Its double-pitched façade appears just beyond the charming village of Mandas, the main town of Trexenta, a borderland between Campidano and Barbagia. The church of San Giacomo Apostolo, built on the site of a 15th-century building, was constructed in Gothic-Catalan style at the end of the 16th century. According to historic documents, work commenced in 1585 under the guidance of two master stonecutters, Gontinio Pinna and Miguel Baldabella, and was completed in 1605, at which time the parish was consecrated. The double-pitched stone roof characterises the façade, with a cross at the intersection. A round arch incorporates the wooden portal, above which is carved the coat of arms of the Carroz family, who ruled the Duchy of Mandas at the time, the only one established in Sardinia by the Spanish Crown (by Philip III in 1614). There are three windows in the upper part of the façade: a central rose window in line with the portal and two rectangular side windows.

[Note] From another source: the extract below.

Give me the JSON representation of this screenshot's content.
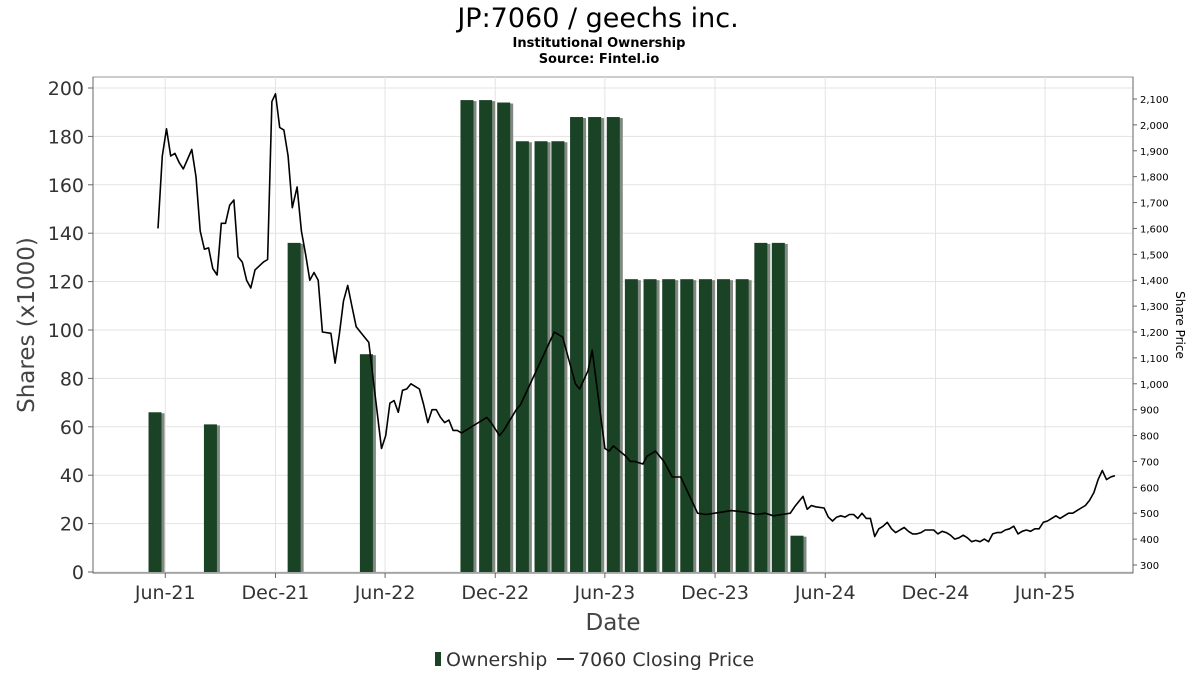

The room has a rectangular layout, with a juniper-beam roof. Five chapels open up along each side. The presbytery area is raised higher than the floor of the nave and is distinguished by a star vault. The last works date back to 2012, when Giovanni Battista Franco restored the tabernacle of the high altar, being one of the marble creations, together with the baptismal font safeguarded by the church. Both ‘marbles’ date back to the 18th century. Also preserved within are the productions of Spanish and local carvers - a wooden series with crucifix, Madonna and San Giovanni, 17th-century polychrome statues, and various 18th-century wooden altars. At the exit of the parish is Sa Perda De Sa Bregungia, an ancient medieval pillory or ‘stone of shame’. The celebration of the patron saint, Santu Jacu at the end of July is accompanied by the Sagra del Formaggio (cheese festival), an opportunity to taste the local delicacies that testifies to the long pastoral tradition of the town.
Other evocative places of worship in Mandas are the 17th-century compendium of San Cristoforo and San Francesco, the church of Santa Vitalia and the 13th-century complex consisting of the church and convent of Sant’Antonio Abate, which overlooks a short stretch of the Karalis-Ulbia, a tangible sign of the Roman passage. On the opposite side there is the ethnographic museum is Lollasa 'e is Aiaiusu (‘the grandparents’ rooms’), set up in an 18th-century house as a historical record for the village. Mandas, long junction of the railway that led from Cagliari to Mandrolisai and Ogliastra, is today a station for the Trenino Verde (Green Train), an alternative way to explore hidden gems in this part of Sardinia, including cultivated hills, gorges, rock faces and the north-eastern shores of Lago Mulargia.